I think you meant to do something like this (untested) code:

    i_start = max(curr_i - n, 0)
    i_end = min(curr_i + n + 1, rows)
    j_start = max(curr_j - n, 0)
    j_end = min(curr_j + n + 1, cols)

    for i in range(i_start, i_end):
        for j in range(j_start, j_end):
            dist = abs((curr_i - i)) + abs((curr_j - j))

            if dist <= n:

                coord_list.append([i, j])

The Von Neumann neighborhood has a diamond shape. So you could make j_start and j_end also depend on abs(curr_i - i). That would check fewer cells and let you eliminate the test dist <= n.

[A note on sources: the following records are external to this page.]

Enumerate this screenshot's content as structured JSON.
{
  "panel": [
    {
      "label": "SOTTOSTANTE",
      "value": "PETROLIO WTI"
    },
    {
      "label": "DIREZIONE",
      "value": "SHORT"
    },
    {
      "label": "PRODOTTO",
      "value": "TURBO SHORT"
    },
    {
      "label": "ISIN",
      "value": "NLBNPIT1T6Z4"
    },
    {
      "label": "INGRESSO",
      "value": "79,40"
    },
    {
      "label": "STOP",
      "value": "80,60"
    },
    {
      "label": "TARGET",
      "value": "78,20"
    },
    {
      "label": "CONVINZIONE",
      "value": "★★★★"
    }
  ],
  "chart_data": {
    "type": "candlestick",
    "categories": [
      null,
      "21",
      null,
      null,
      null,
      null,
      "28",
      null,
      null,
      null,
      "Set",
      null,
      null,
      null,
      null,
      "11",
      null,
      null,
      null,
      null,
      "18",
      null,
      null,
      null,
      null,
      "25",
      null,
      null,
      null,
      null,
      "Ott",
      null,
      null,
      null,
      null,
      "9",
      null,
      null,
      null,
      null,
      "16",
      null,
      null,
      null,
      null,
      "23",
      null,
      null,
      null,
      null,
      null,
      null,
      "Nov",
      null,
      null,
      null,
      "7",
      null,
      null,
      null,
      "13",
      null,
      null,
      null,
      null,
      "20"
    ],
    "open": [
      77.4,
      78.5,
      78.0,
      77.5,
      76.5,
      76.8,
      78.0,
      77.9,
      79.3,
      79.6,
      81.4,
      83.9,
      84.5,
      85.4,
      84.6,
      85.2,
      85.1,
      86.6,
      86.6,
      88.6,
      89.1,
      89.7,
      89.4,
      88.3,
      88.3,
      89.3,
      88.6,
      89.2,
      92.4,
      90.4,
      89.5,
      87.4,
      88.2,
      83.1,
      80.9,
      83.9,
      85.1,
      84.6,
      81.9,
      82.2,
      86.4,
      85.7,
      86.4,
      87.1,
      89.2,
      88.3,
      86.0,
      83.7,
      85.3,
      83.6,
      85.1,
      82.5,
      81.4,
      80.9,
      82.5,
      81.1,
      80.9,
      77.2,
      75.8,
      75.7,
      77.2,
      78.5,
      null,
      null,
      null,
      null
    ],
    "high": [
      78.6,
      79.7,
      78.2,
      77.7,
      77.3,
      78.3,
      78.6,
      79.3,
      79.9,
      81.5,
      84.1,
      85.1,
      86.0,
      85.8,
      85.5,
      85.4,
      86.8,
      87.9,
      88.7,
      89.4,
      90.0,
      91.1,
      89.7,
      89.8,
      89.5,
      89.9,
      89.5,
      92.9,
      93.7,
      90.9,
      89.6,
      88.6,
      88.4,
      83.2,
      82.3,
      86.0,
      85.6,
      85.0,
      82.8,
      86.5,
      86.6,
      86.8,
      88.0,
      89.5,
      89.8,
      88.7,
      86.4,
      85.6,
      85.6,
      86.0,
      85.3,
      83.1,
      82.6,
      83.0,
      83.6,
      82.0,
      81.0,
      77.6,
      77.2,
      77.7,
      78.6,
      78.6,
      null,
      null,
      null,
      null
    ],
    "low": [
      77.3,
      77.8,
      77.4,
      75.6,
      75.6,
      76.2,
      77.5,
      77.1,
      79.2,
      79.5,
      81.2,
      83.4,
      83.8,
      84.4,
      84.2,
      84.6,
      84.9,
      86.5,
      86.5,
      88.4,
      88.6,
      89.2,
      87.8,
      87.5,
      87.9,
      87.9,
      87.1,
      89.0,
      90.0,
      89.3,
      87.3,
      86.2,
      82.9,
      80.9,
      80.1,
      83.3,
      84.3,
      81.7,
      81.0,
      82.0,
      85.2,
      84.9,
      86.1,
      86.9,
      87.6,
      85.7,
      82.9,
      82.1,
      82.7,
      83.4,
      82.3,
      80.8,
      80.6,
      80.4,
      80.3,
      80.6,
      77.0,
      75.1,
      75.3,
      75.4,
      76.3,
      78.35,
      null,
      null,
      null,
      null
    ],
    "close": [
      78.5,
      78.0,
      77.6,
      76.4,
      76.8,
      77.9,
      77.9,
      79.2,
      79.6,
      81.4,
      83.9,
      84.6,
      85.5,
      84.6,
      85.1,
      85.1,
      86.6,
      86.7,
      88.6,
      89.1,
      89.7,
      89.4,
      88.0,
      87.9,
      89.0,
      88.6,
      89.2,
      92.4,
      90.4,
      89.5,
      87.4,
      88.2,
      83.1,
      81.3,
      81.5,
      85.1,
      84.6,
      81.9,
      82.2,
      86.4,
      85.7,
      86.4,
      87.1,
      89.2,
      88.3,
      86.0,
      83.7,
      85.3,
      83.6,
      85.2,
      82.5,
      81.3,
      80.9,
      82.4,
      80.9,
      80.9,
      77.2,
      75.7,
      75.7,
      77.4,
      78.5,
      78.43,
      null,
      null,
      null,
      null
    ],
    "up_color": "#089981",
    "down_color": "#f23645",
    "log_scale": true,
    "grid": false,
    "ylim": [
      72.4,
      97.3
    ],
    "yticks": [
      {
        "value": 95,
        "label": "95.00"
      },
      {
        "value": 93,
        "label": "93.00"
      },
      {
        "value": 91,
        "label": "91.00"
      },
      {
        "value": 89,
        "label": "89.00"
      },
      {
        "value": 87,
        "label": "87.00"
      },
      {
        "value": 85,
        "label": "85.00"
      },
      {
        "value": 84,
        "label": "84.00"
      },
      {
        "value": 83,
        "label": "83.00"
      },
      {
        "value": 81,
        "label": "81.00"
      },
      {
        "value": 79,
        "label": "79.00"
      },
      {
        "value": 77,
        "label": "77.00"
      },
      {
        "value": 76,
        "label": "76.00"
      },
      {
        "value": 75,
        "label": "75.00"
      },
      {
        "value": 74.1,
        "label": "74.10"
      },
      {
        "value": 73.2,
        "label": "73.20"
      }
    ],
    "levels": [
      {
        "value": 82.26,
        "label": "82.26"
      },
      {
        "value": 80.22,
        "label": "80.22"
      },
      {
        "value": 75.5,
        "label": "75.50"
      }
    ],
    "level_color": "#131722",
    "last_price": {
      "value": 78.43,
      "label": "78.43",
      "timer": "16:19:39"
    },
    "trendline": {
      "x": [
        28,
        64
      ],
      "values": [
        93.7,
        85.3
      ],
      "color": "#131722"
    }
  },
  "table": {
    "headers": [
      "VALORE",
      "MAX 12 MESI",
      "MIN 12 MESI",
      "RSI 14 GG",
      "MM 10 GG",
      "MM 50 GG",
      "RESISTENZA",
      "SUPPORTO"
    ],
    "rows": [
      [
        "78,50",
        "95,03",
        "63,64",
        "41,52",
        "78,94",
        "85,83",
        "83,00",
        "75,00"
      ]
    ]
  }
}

Big-O complexity: populate_dict iterates over the entire grid, so it is O(rows x cols). find_von_neumann iterates over a diamond that with an area that grows as n^2 so it is O(n^2). Because find_von_neumann is called for every square in the grid, the over all complexity is O(rows x cols x n^2).

Answer 2

Set vs. dict

So far as I can tell, you aren't really using the value in is_counted, so it is better represented as a set than a dictionary. Also, it shouldn't be global - this prevents re-entrance and hampers testing; instead, make it a return value of find_von_neumann, merged in turn into another set in populate_dict that is returned.

Iteration

This is both very dense and re-executes a number of things that can be pre-computed:

    for i in range(curr_i + min((-n), rows), curr_i + min((n + 1), rows)):
        for j in range(curr_j + min((-n), cols), min(curr_j + (n + 1), cols)):
  

instead consider something like

i0 = curr_i + min((-n), rows)
i1 = curr_i + min((n + 1), rows)
j0 = curr_j + min((-n), cols)
j1 = min(curr_j + (n + 1), cols)

for i in range(i0, i1):
    for j in range(j0, j1):

Combined inequalities

You did the right thing here:

n >= dist >= -n

though I would find it more intuitive as

-n <= dist <= n

You should do the same for i and j:

0 <= i < rows and 0 <= j < cols

Answer 3

This doesn't look right:

        for coord in coord_list:
            key = str(coord[0]) + str(coord[1])
            if key not in is_counted:
                is_counted[key] = 1

For example, both coord = [1, 11] and coord = [11, 1] have the same key '111'. Unless that's really intended, you should probably insert a non-digit character in the middle to distinguish the cases. Or, much simpler, just use tuples of ints like (1, 11).